Privacy under Article 21 of the Constitution
Right to privacy as a fundamental right
Article 21 of the Constitution of India guarantees that "No person shall be deprived of his life or personal liberty except according to procedure established by law."
In the historic Justice K.S. Puttaswamy v. Union of India (2017) judgment, a 9-judge bench of the Supreme Court unanimously held that the Right to Privacy is a fundamental right protected under Article 21 and part of the right to life and personal liberty.
Implications:
- State and private actors must ensure data protection and avoid unauthorized surveillance
- Laws regulating personal data must meet the test of legality, necessity, and proportionality
- Strengthened individual autonomy in the digital age
Post this judgment, the demand for comprehensive data protection laws gained momentum, ultimately resulting in the DPDP Act, 2023.
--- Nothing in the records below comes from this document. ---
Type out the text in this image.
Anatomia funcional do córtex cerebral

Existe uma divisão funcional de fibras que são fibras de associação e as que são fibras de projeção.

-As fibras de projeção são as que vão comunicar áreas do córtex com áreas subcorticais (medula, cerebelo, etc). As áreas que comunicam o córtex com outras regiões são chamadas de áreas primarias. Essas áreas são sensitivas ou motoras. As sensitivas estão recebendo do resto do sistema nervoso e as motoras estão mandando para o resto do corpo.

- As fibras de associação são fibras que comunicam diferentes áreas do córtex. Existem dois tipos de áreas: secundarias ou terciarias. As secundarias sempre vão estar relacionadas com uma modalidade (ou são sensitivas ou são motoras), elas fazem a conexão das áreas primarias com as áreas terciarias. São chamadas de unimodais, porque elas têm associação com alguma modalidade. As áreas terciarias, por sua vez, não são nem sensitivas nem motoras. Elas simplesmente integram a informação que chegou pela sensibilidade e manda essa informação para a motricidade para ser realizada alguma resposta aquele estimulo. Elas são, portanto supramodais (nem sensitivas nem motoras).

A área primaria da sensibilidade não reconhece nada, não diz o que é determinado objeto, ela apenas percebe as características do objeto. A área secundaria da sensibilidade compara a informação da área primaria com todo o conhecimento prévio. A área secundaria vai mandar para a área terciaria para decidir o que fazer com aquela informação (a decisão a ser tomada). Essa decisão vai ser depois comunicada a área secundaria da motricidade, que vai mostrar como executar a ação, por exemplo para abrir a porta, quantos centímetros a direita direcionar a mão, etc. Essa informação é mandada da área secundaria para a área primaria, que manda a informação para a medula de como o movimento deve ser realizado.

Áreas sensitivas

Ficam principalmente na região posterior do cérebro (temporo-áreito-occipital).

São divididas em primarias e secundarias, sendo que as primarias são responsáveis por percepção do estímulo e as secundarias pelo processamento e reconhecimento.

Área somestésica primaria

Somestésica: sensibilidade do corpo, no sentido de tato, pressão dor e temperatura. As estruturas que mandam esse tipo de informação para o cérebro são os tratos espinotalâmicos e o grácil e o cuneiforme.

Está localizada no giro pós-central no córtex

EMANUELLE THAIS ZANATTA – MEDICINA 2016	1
Section 72 of IT Act, 2000: Breach of Confidentiality
Protection against unauthorized disclosure by intermediaries or officials
Section 72 of the Information Technology Act, 2000 penalizes any person who, having secured access to personal information or documents during the exercise of powers under the IT Act, discloses such information without consent.
Essential Ingredients:
- Access obtained by virtue of powers under the Act
- Unauthorized disclosure or misuse of information
- Without the consent of the concerned person
Punishment: Imprisonment up to 2 years, or fine up to ₹1 lakh, or both.
Example:
Example 1. If a government officer accesses citizen data from a digital database during an investigation and later shares it with an unauthorized third party for profit, it would amount to a breach under Section 72.
Answer:
Since the officer accessed the data through legal powers but misused it without the consent of the data principal, this amounts to unauthorized disclosure punishable under Section 72 of the IT Act.
Conclusion
While Article 21 guarantees privacy, and the DPDP Act regulates data processing comprehensively, provisions like Section 72 address misuse by public officials or system administrators. Together, these legal instruments form a robust privacy protection framework for Indian citizens.